Making a rain barrel

Courtesy photo The Blair County Conservation District held its first "Paint to Drip" session June 8 at the Providence Presbyterian Church in Altoona. Above are the finished products.

Repurposing rain water through the use of a water barrel offers a cascade of benefits according to area experts, and to encourage their use the Blair County Conserva-tion District presents three “Paint to Drip” sessions to turn nondescript plastic drums into works of art.

Local artist Sarah Vogel has donated her time to lead the painting portion of the workshops. Blair County Conservation District personnel explain how rain barrels influence water quality and how homeowners can help with stormwater runoff issues.

The first session featured a fruits and vegetables theme and was held June 8 at the Providence Presbyterian Church in Altoona.

Upcoming sessions will take place at the NatureWorksParks, Hollidaysburg, from 9 a.m. to about 1 p.m.
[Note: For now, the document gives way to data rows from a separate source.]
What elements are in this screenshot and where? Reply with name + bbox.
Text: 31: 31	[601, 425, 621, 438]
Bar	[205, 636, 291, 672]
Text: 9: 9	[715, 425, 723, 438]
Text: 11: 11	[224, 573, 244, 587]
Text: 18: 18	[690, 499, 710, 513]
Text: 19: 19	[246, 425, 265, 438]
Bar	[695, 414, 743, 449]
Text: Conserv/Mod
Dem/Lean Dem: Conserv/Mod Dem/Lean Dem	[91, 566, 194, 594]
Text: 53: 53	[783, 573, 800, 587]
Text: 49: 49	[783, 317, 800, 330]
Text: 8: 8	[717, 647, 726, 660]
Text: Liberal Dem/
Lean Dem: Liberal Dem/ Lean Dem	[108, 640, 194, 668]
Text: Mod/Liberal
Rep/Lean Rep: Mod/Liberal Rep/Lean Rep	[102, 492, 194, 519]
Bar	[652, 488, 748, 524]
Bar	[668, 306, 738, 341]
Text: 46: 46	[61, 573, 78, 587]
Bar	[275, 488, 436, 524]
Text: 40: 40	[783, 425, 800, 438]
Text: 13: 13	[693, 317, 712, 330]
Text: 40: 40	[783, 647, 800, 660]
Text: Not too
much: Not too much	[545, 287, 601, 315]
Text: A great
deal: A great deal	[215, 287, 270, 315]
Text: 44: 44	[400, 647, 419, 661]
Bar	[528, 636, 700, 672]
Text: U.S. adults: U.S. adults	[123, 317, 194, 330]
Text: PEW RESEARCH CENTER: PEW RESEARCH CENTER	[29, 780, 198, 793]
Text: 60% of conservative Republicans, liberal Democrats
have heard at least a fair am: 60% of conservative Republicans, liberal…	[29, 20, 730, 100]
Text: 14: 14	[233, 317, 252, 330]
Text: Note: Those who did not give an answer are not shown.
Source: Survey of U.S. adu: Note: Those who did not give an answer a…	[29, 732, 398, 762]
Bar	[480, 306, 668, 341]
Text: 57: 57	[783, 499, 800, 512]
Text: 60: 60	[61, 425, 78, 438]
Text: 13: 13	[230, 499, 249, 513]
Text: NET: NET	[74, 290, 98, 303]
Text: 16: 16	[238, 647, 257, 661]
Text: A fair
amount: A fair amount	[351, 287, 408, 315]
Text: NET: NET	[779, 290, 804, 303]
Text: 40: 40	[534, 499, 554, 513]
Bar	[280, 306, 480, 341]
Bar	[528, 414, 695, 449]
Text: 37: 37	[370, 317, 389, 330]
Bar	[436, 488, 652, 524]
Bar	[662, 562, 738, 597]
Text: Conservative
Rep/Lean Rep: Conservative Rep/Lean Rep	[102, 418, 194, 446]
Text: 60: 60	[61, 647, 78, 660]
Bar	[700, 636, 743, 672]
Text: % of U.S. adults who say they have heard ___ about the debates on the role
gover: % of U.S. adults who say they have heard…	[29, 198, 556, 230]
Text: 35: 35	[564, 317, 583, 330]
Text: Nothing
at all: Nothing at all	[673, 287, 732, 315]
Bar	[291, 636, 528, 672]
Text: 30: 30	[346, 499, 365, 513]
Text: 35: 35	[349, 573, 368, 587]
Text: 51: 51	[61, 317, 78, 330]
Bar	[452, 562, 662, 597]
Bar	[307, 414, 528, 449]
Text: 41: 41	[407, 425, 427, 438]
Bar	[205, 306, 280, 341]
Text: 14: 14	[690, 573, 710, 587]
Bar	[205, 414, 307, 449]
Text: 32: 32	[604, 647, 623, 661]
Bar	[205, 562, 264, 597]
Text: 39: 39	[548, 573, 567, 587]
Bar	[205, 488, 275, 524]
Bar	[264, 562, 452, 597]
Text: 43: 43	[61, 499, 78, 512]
July 10 with an Under the Sea theme; July 20, sunflower fields. The theme for July 24 is to be determined.

Registration is required. The cost is $35 per barrel with an additional $2 fee per attendee. Children under age 12 are free. Ten barrels are available per session and multiple people can work on one barrel due to the scope of the canvas.

Participants leave with a fully functioning painted rain barrel with a spout, overflow drain with hose, and a netted grate for bug control. If rain barrels aren’t dry when the session ends, storage will be available with designated pick up times.

The programs are made possible through a grant provided by Pennsylvania Partners in the Arts Project Stream. It’s the first time the county has received the grant, according to Chelsey Ergler, stormwater coordinator for the district. Each heavy-duty plastic drum holds 55 gallons. The drums were donated for reuse by DelGrosso’s in Tipton.

“The Paint to Drip workshops are set up like a freestyle paint party where the attendees will have an opportunity to paint their own rain barrels with some guidance and demonstrations provided by Sarah Vogel,” Ergler explained.

The painting session will be followed by refreshments and a learning session that will explain the importance and benefits of rain barrels.

Stormwater run off is a serious issue and the program goal is to capture residents’ interest, said agricultural ombudsman Beth Futrick, who works for the district throughout the state.

The district has been working with municipalities for the past several years to better control storm water run off and reduce pollution into the county’s 6,500 miles of streams.

While not suitable for consumption, the water collected in barrels is ideal for watering flower and vegetable gardens, especially in community gardens which may not have a nearby water supply. Additional uses include washing pets or vehicles. The water can be released into a bucket for those uses.

Rain barrels can be used after the final frost in the spring to the first frost in the fall — generally April to November, Futrick said.